El escritor ruso Fiódor Dostoyevski en su novela “El idiota” dice que “la belleza salvará al mundo”, y en “Los hermanos Karamazov” explica la afirmación cuando alguien pregunta al príncipe Mischkin cómo ocurriría eso de que la belleza salvaría al mundo; entonces, Mischkin -sin decir nada- va a estar junto a un joven que agoniza y permanece allí, lleno de compasión, hasta que muere. Es decir, la belleza es la que se manifiesta en el amor que comparte y alivia el dolor. En quien vive de ese modo, allí es el lugar donde Dios brilla. El mundo será salvado mientras haya personas que tengan esas actitudes y realicen esos actos, en lugar del egoísmo inhumano que lleva a la brutal indiferencia o actitudes agresivas.
Estamos necesitados de belleza en todas las dimensiones de nuestra vida. Necesitados de producirla y experimentarla en la vida familiar, en las relaciones entre amigos, en el cuidado de nuestro hábitat, en la participación en las decisiones grupales, en nuestros trabajos y ambientes laborales, en la vida eclesial, en el ejercicio de la política y en nuestra democracia.
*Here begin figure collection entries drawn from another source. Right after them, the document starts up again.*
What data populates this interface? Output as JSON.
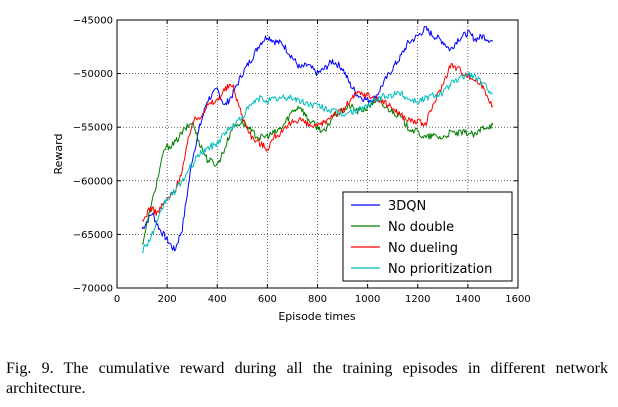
{
  "chart_data": {
    "type": "line",
    "xlabel": "Episode times",
    "ylabel": "Reward",
    "xlim": [
      0,
      1600
    ],
    "ylim": [
      -70000,
      -45000
    ],
    "xticks": [
      0,
      200,
      400,
      600,
      800,
      1000,
      1200,
      1400,
      1600
    ],
    "yticks": [
      -45000,
      -50000,
      -55000,
      -60000,
      -65000,
      -70000
    ],
    "xtick_labels": [
      "0",
      "200",
      "400",
      "600",
      "800",
      "1000",
      "1200",
      "1400",
      "1600"
    ],
    "ytick_labels": [
      "−45000",
      "−50000",
      "−55000",
      "−60000",
      "−65000",
      "−70000"
    ],
    "grid": true,
    "legend_position": "lower-right",
    "series": [
      {
        "name": "3DQN",
        "color": "#0000ff",
        "x": [
          100,
          140,
          170,
          200,
          230,
          260,
          300,
          330,
          360,
          400,
          430,
          460,
          500,
          540,
          570,
          600,
          630,
          660,
          700,
          730,
          760,
          800,
          830,
          860,
          900,
          930,
          960,
          1000,
          1030,
          1060,
          1100,
          1130,
          1160,
          1200,
          1230,
          1260,
          1300,
          1330,
          1360,
          1400,
          1430,
          1460,
          1500
        ],
        "y": [
          -64500,
          -63000,
          -64500,
          -65500,
          -66500,
          -64500,
          -58000,
          -55000,
          -52500,
          -51500,
          -53000,
          -52000,
          -50000,
          -48500,
          -47200,
          -46500,
          -47000,
          -47200,
          -48500,
          -49500,
          -49200,
          -50000,
          -49500,
          -48800,
          -49500,
          -51000,
          -52000,
          -52500,
          -52300,
          -51000,
          -49500,
          -48500,
          -47200,
          -46500,
          -45800,
          -46400,
          -47000,
          -47800,
          -46800,
          -46200,
          -46800,
          -46500,
          -47000
        ]
      },
      {
        "name": "No double",
        "color": "#008000",
        "x": [
          100,
          130,
          160,
          190,
          230,
          260,
          300,
          330,
          360,
          400,
          430,
          460,
          500,
          540,
          570,
          600,
          630,
          660,
          700,
          730,
          760,
          800,
          830,
          860,
          900,
          930,
          960,
          1000,
          1030,
          1060,
          1100,
          1130,
          1160,
          1200,
          1230,
          1260,
          1300,
          1330,
          1360,
          1400,
          1430,
          1460,
          1500
        ],
        "y": [
          -66000,
          -63000,
          -60000,
          -57000,
          -56500,
          -55500,
          -54500,
          -56500,
          -58000,
          -58500,
          -57000,
          -55000,
          -54500,
          -55500,
          -56000,
          -55800,
          -55500,
          -55000,
          -53500,
          -53000,
          -54200,
          -55000,
          -55500,
          -54000,
          -53500,
          -53000,
          -53500,
          -53200,
          -52500,
          -53000,
          -53500,
          -54000,
          -55000,
          -55500,
          -56000,
          -55800,
          -56000,
          -55500,
          -55600,
          -55500,
          -55800,
          -55000,
          -54800
        ]
      },
      {
        "name": "No dueling",
        "color": "#ff0000",
        "x": [
          100,
          130,
          160,
          190,
          230,
          260,
          300,
          330,
          360,
          400,
          430,
          460,
          500,
          540,
          570,
          600,
          630,
          660,
          700,
          730,
          760,
          800,
          830,
          860,
          900,
          930,
          960,
          1000,
          1030,
          1060,
          1100,
          1130,
          1160,
          1200,
          1230,
          1260,
          1300,
          1330,
          1360,
          1400,
          1430,
          1460,
          1500
        ],
        "y": [
          -64000,
          -62500,
          -63000,
          -62000,
          -61000,
          -59000,
          -54500,
          -54000,
          -53000,
          -52500,
          -51500,
          -51000,
          -54000,
          -56000,
          -56500,
          -57000,
          -55800,
          -55500,
          -54500,
          -54200,
          -54800,
          -55000,
          -54500,
          -53800,
          -53500,
          -52500,
          -51800,
          -52000,
          -52300,
          -52600,
          -53200,
          -53800,
          -54300,
          -54500,
          -54800,
          -53000,
          -51000,
          -49200,
          -49500,
          -50200,
          -50600,
          -51200,
          -53000
        ]
      },
      {
        "name": "No prioritization",
        "color": "#00bfbf",
        "x": [
          100,
          130,
          160,
          190,
          230,
          260,
          300,
          330,
          360,
          400,
          430,
          460,
          500,
          540,
          570,
          600,
          630,
          660,
          700,
          730,
          760,
          800,
          830,
          860,
          900,
          930,
          960,
          1000,
          1030,
          1060,
          1100,
          1130,
          1160,
          1200,
          1230,
          1260,
          1300,
          1330,
          1360,
          1400,
          1430,
          1460,
          1500
        ],
        "y": [
          -66500,
          -65500,
          -64000,
          -62000,
          -61000,
          -60000,
          -58500,
          -57500,
          -57000,
          -56500,
          -55500,
          -55000,
          -54000,
          -52800,
          -52300,
          -52500,
          -52400,
          -52300,
          -52200,
          -52600,
          -52800,
          -53000,
          -53200,
          -53500,
          -53800,
          -53600,
          -53400,
          -53000,
          -52500,
          -52200,
          -52000,
          -51800,
          -52300,
          -52600,
          -52300,
          -52000,
          -51800,
          -51000,
          -50600,
          -50000,
          -50300,
          -51000,
          -51800
        ]
      }
    ]
  },
  "caption": "Fig. 9.  The cumulative reward during all the training episodes in different network architecture."
}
Cuando alguien puede decir “¡Qué bonito!” es porque su espíritu quedó cautivado y lleno de sentimientos de bienestar, así se abre a acoger lo nuevo y a lo distinto, se pone preguntas, y vive contento y agradecido. Ese es el lugar donde Dios brilla y que nos fortalece para enfrentar los inevitables conflictos de la vida, produciendo belleza.